As mentioned previously, an elevated erythropoietin level is diagnostic of secondary absolute erythrocytosis and its various causes, and its presence virtually excludes PCV. With a normal value, PCV is still possible so evaluation for the presence of JAK-2 mutation or bone marrow biopsy would be the next step in the evaluation. A low serum erythropoietin level is consistent with a diagnosis of PCV. In confusing cases, bone marrow biopsy is often helpful.
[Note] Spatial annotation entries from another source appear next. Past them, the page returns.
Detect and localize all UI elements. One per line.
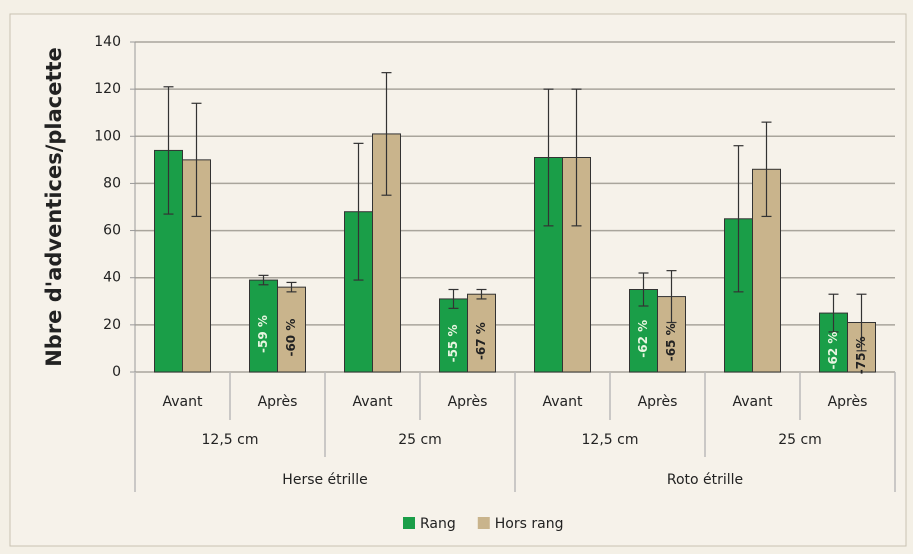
value-label: -60 % xyxy=(284,319,298,357)
x-tick-label: Avant xyxy=(163,394,203,410)
y-tick-label: 40 xyxy=(103,270,121,286)
y-tick-label: 100 xyxy=(94,128,121,144)
x-supergroup-label: Herse étrille xyxy=(282,472,367,488)
x-group-label: 12,5 cm xyxy=(202,432,259,448)
bar xyxy=(249,279,278,373)
bar xyxy=(467,293,496,373)
y-tick-label: 60 xyxy=(103,223,121,239)
value-label: -62 % xyxy=(826,332,840,370)
y-axis-label: Nbre d'adventices/placette xyxy=(42,47,66,367)
x-group-label: 25 cm xyxy=(778,432,822,448)
value-label: -59 % xyxy=(256,315,270,353)
x-group-label: 12,5 cm xyxy=(582,432,639,448)
legend-swatch xyxy=(477,517,490,529)
y-tick-label: 80 xyxy=(103,175,121,191)
x-group-label: 25 cm xyxy=(398,432,442,448)
x-supergroup-label: Roto étrille xyxy=(667,472,743,488)
legend-label: Rang xyxy=(420,516,456,532)
y-tick-label: 120 xyxy=(94,81,121,97)
x-tick-label: Avant xyxy=(733,394,773,410)
x-tick-label: Après xyxy=(258,394,298,410)
x-tick-label: Après xyxy=(448,394,488,410)
value-label: -75 % xyxy=(854,336,868,374)
y-tick-label: 20 xyxy=(103,317,121,333)
x-tick-label: Avant xyxy=(353,394,393,410)
y-tick-label: 140 xyxy=(94,34,121,50)
bar xyxy=(277,286,306,373)
bar xyxy=(629,289,658,373)
legend-swatch xyxy=(403,517,415,529)
y-tick-label: 0 xyxy=(112,364,121,380)
x-tick-label: Après xyxy=(828,394,868,410)
x-tick-label: Avant xyxy=(543,394,583,410)
x-tick-label: Après xyxy=(638,394,678,410)
legend-label: Hors rang xyxy=(495,516,564,532)
value-label: -65 % xyxy=(664,323,678,361)
value-label: -55 % xyxy=(446,325,460,363)
value-label: -67 % xyxy=(474,322,488,360)
bar xyxy=(439,298,468,373)
value-label: -62 % xyxy=(636,320,650,358)
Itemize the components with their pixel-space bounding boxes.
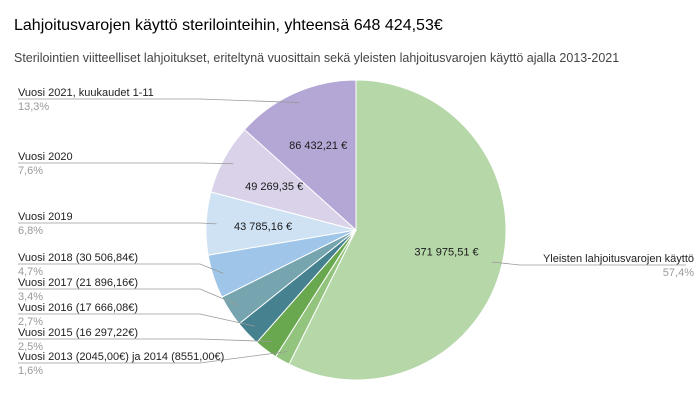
leader-line	[18, 351, 288, 364]
leader-line	[18, 338, 273, 342]
slice-percent: 2,7%	[18, 316, 43, 328]
slice-percent: 6,8%	[18, 225, 43, 237]
slice-percent: 13,3%	[18, 101, 49, 113]
slice-percent: 2,5%	[18, 341, 43, 353]
leader-line	[18, 98, 300, 103]
slice-percent: 7,6%	[18, 165, 43, 177]
slice-value-label: 43 785,16 €	[234, 221, 292, 233]
slice-percent: 4,7%	[18, 266, 43, 278]
slice-label: Vuosi 2015 (16 297,22€)	[18, 327, 138, 339]
leader-line	[18, 162, 234, 165]
slice-label: Vuosi 2018 (30 506,84€)	[18, 252, 138, 264]
slice-label: Vuosi 2020	[18, 151, 73, 163]
chart-title: Lahjoitusvarojen käyttö sterilointeihin,…	[14, 17, 443, 34]
chart-subtitle: Sterilointien viitteelliset lahjoitukset…	[14, 51, 619, 65]
slice-label: Vuosi 2019	[18, 211, 73, 223]
slice-percent: 1,6%	[18, 365, 43, 377]
leader-lines	[18, 98, 686, 364]
slice-percent: 3,4%	[18, 291, 43, 303]
pie-slices	[205, 79, 507, 381]
slice-percent: 57,4%	[663, 267, 694, 279]
slice-labels: Yleisten lahjoitusvarojen käyttö 57,4% Vuo…	[18, 87, 694, 377]
slice-label: Vuosi 2013 (2045,00€) ja 2014 (8551,00€)	[18, 351, 224, 363]
slice-value-label: 49 269,35 €	[245, 181, 303, 193]
slice-value-label: 371 975,51 €	[414, 246, 478, 258]
leader-line	[18, 288, 239, 306]
leader-line	[18, 263, 224, 274]
pie-slice-vuosi-2021-kuukaudet-1-11	[243, 79, 357, 232]
slice-value-label: 86 432,21 €	[289, 140, 347, 152]
leader-line	[18, 222, 217, 225]
slice-value-labels: 371 975,51 € 43 785,16 € 49 269,35 € 86 432…	[234, 140, 479, 258]
pie-slice-yleisten-lahjoitusvarojen-k-ytt	[288, 79, 507, 381]
slice-label: Vuosi 2016 (17 666,08€)	[18, 302, 138, 314]
slice-label: Yleisten lahjoitusvarojen käyttö	[543, 253, 694, 265]
leader-line	[491, 261, 686, 266]
slice-label: Vuosi 2017 (21 896,16€)	[18, 277, 138, 289]
leader-line	[18, 313, 256, 327]
slice-label: Vuosi 2021, kuukaudet 1-11	[18, 87, 154, 99]
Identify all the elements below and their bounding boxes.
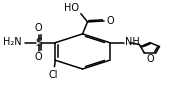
Text: O: O [107, 16, 114, 26]
Text: S: S [35, 38, 42, 48]
Text: Cl: Cl [49, 70, 58, 80]
Text: NH: NH [125, 37, 140, 47]
Text: O: O [35, 52, 42, 62]
Text: O: O [146, 54, 154, 64]
Text: O: O [35, 23, 42, 33]
Text: HO: HO [64, 3, 79, 13]
Text: H₂N: H₂N [3, 38, 21, 48]
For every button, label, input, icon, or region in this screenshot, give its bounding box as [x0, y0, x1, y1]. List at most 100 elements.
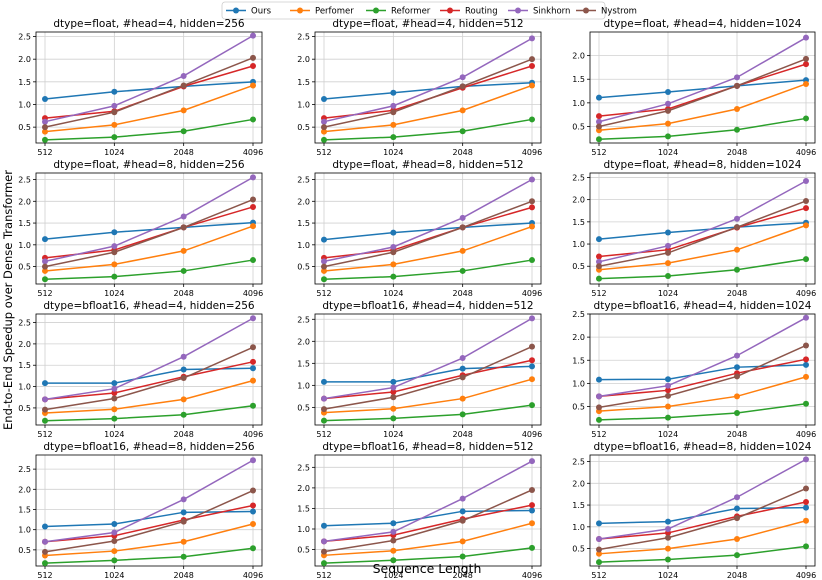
data-point — [529, 82, 535, 89]
data-point — [665, 249, 671, 256]
data-point — [42, 560, 48, 567]
data-point — [596, 236, 602, 243]
x-tick-label: 2048 — [173, 571, 193, 580]
series-line-routing — [323, 359, 533, 400]
data-point — [390, 415, 397, 422]
data-point — [596, 393, 602, 400]
series-line-nystrom — [323, 345, 533, 410]
data-point — [250, 203, 256, 210]
data-point — [665, 545, 671, 552]
data-point — [734, 373, 740, 380]
data-point — [321, 118, 327, 125]
data-point — [180, 247, 187, 254]
series-line-sinkhorn — [44, 317, 254, 401]
series-line-reformer — [323, 404, 533, 422]
x-tick-label: 2048 — [173, 148, 193, 157]
data-point — [321, 538, 327, 545]
subplot: dtype=bfloat16, #head=4, hidden=256 512 10… — [18, 300, 263, 439]
data-point — [111, 261, 118, 268]
series-line-ours — [324, 365, 533, 383]
y-tick-label: 1.5 — [18, 78, 31, 87]
x-tick-label: 4096 — [522, 571, 542, 580]
data-point — [111, 273, 118, 280]
data-point — [596, 123, 602, 130]
data-point — [250, 196, 256, 203]
x-tick-label: 512 — [591, 289, 606, 298]
data-point — [529, 486, 535, 493]
data-point — [180, 353, 187, 360]
series-line-perfomer — [323, 84, 533, 133]
y-tick-label: 2.5 — [297, 33, 310, 42]
data-point — [42, 96, 48, 103]
data-point — [529, 204, 535, 211]
data-point — [459, 365, 466, 372]
y-tick-label: 2.5 — [18, 319, 31, 328]
subplot-title: dtype=bfloat16, #head=4, hidden=512 — [322, 300, 533, 312]
series-line-ours — [44, 81, 254, 100]
data-point — [529, 198, 535, 205]
y-tick-label: 0.5 — [18, 404, 31, 413]
subplot: dtype=bfloat16, #head=8, hidden=1024 512 1… — [572, 441, 816, 580]
data-point — [734, 552, 740, 559]
x-tick-label: 1024 — [104, 289, 124, 298]
subplot: dtype=float, #head=8, hidden=512 512 1024 2… — [297, 159, 542, 298]
y-tick-label: 2.0 — [297, 55, 310, 64]
data-point — [529, 343, 535, 350]
x-tick-label: 512 — [37, 289, 52, 298]
series-line-perfomer — [44, 523, 254, 557]
data-point — [111, 229, 118, 236]
data-point — [250, 402, 256, 409]
data-point — [803, 177, 809, 184]
data-point — [390, 244, 397, 250]
y-tick-label: 2.5 — [572, 458, 585, 467]
data-point — [42, 538, 48, 545]
data-point — [596, 118, 602, 125]
subplot-title: dtype=float, #head=4, hidden=256 — [53, 18, 245, 30]
data-point — [390, 89, 397, 96]
x-tick-label: 4096 — [796, 571, 816, 580]
data-point — [180, 72, 187, 79]
legend: Ours Perfomer Reformer Routing Sinkhorn Nystr… — [221, 1, 637, 20]
data-point — [180, 538, 187, 545]
data-point — [665, 107, 671, 114]
data-point — [250, 174, 256, 181]
y-tick-label: 0.5 — [297, 403, 310, 412]
series-line-reformer — [44, 405, 254, 422]
data-point — [665, 100, 671, 107]
series-line-perfomer — [598, 376, 807, 412]
y-tick-label: 2.0 — [572, 333, 585, 342]
plot-frame — [589, 313, 816, 426]
plot-frame — [589, 31, 816, 144]
data-point — [42, 118, 48, 125]
y-tick-label: 2.5 — [18, 465, 31, 474]
subplot-title: dtype=float, #head=8, hidden=512 — [332, 159, 523, 171]
data-point — [803, 205, 809, 212]
data-point — [390, 378, 397, 385]
x-tick-label: 4096 — [522, 289, 542, 298]
y-tick-label: 2.0 — [18, 197, 31, 206]
data-point — [250, 54, 256, 61]
data-point — [529, 458, 535, 465]
x-tick-label: 2048 — [452, 289, 472, 298]
subplot: dtype=bfloat16, #head=4, hidden=1024 512 1… — [572, 300, 816, 439]
data-point — [529, 35, 535, 42]
data-point — [665, 229, 671, 236]
data-point — [596, 559, 602, 566]
series-line-perfomer — [323, 378, 533, 414]
data-point — [734, 224, 740, 231]
series-line-nystrom — [598, 58, 807, 128]
series-line-perfomer — [44, 225, 254, 272]
data-point — [734, 246, 740, 253]
y-tick-label: 2.5 — [18, 33, 31, 42]
y-tick-label: 1.0 — [572, 99, 585, 108]
data-point — [734, 364, 740, 371]
series-line-ours — [323, 81, 533, 100]
series-line-reformer — [44, 547, 254, 564]
data-point — [803, 456, 809, 463]
data-point — [734, 266, 740, 273]
y-tick-label: 1.0 — [297, 100, 310, 109]
y-tick-label: 1.5 — [572, 218, 585, 227]
data-point — [250, 32, 256, 39]
series-line-reformer — [598, 258, 807, 280]
data-point — [596, 136, 602, 143]
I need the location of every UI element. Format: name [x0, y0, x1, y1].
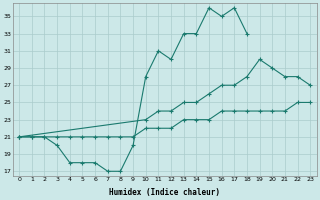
X-axis label: Humidex (Indice chaleur): Humidex (Indice chaleur) [109, 188, 220, 197]
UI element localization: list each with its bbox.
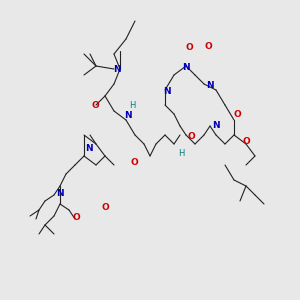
Text: O: O bbox=[130, 158, 138, 167]
Text: O: O bbox=[205, 42, 212, 51]
Text: O: O bbox=[92, 101, 99, 110]
Text: N: N bbox=[182, 63, 190, 72]
Text: N: N bbox=[163, 87, 170, 96]
Text: N: N bbox=[206, 81, 214, 90]
Text: O: O bbox=[242, 136, 250, 146]
Text: O: O bbox=[73, 213, 80, 222]
Text: N: N bbox=[124, 111, 131, 120]
Text: H: H bbox=[129, 100, 135, 109]
Text: O: O bbox=[101, 203, 109, 212]
Text: O: O bbox=[188, 132, 195, 141]
Text: O: O bbox=[185, 44, 193, 52]
Text: N: N bbox=[56, 189, 64, 198]
Text: N: N bbox=[85, 144, 92, 153]
Text: N: N bbox=[212, 122, 220, 130]
Text: H: H bbox=[178, 148, 185, 158]
Text: O: O bbox=[233, 110, 241, 119]
Text: N: N bbox=[113, 64, 121, 74]
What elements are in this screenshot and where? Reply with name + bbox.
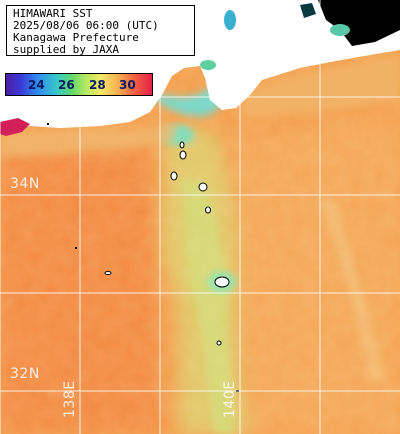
no-data-speckle xyxy=(300,3,316,18)
lat-label-32n: 32N xyxy=(10,366,40,382)
color-scale-tick-30: 30 xyxy=(119,78,136,92)
coast-band-north xyxy=(0,120,175,158)
island-toshima xyxy=(179,150,187,160)
speck-3 xyxy=(47,123,49,125)
island-mikura xyxy=(216,340,222,346)
color-scale-tick-24: 24 xyxy=(28,78,45,92)
lat-label-34n: 34N xyxy=(10,176,40,192)
title-line-1: HIMAWARI SST xyxy=(13,7,93,20)
island-miyake xyxy=(205,206,211,214)
title-line-4: supplied by JAXA xyxy=(13,43,119,56)
color-scale-tick-26: 26 xyxy=(58,78,75,92)
island-kozu xyxy=(198,182,208,192)
lon-label-138e: 138E xyxy=(62,380,78,418)
title-line-2: 2025/08/06 06:00 (UTC) xyxy=(13,19,159,32)
inland-green-patch-2 xyxy=(330,24,350,36)
title-box: HIMAWARI SST 2025/08/06 06:00 (UTC) Kana… xyxy=(6,5,195,56)
island-oshima xyxy=(214,276,230,288)
islands xyxy=(104,141,230,346)
bay-water xyxy=(150,70,233,117)
inland-green-patch xyxy=(200,60,216,70)
title-line-3: Kanagawa Prefecture xyxy=(13,31,139,44)
inland-red-patch xyxy=(0,118,30,136)
color-scale-tick-28: 28 xyxy=(89,78,106,92)
island-niijima xyxy=(170,171,178,181)
island-small-1 xyxy=(179,141,185,149)
island-small-2 xyxy=(104,271,112,275)
speck-1 xyxy=(75,247,77,249)
lon-label-140e: 140E xyxy=(222,380,238,418)
inland-blue-patch xyxy=(224,10,236,30)
land-peninsula xyxy=(210,60,232,96)
color-scale-bar: 24 26 28 30 xyxy=(5,73,153,96)
no-data-topright xyxy=(318,0,400,46)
Therapy for PCV includes phlebotomy or phlebotomy followed by hydroxyurea or interferon-alpha therapy. Phlebotomy is the preferred therapy for young patients especially women of child bearing age. The goal of therapy is a hematocrit less than 45%. Patients should be phlebotomized 500 mL with volume replacement every other day until the hematocrit is less than 45% in caucasian males and less than 42% in females and persons of African heritage. After patients have been phlebotomized initially, patients may undergo either monthly phlebotomy or hydroxyurea therapy. Once the diagnosis of PCV has been made and therapy begun, it is important to counsel the patient not to allow other physicians to mistakenly place the patient on iron therapy. Patients with PCV sometimes progress to myelofibrosis (10% of cases) and no longer require phlebotomy. Postpolycythemic myeloid metaplasia is characterized by progressive splenomegaly, the appearance of dacryocytes on the peripheral smear and marrow fibrosis. The development of acute leukemia occurs in 25% of these patients. Patients who progress to myelofibrosis may require transfusions to treat the resultant anemia.
If thrombosis continues even after phlebotomy therapy has been instituted, treatment with either anagrelide, interferon or low dose aspirin (81 mg/day) should begin. For patients suffering from refractory pruritus, either hydroxyurea therapy or cyproheptadine (4-16 mg/day) plus ranitidine (300 mg/day) may prove helpful. Selective serotonin reuptake inhibitors are also helpful in treating associated pruritus.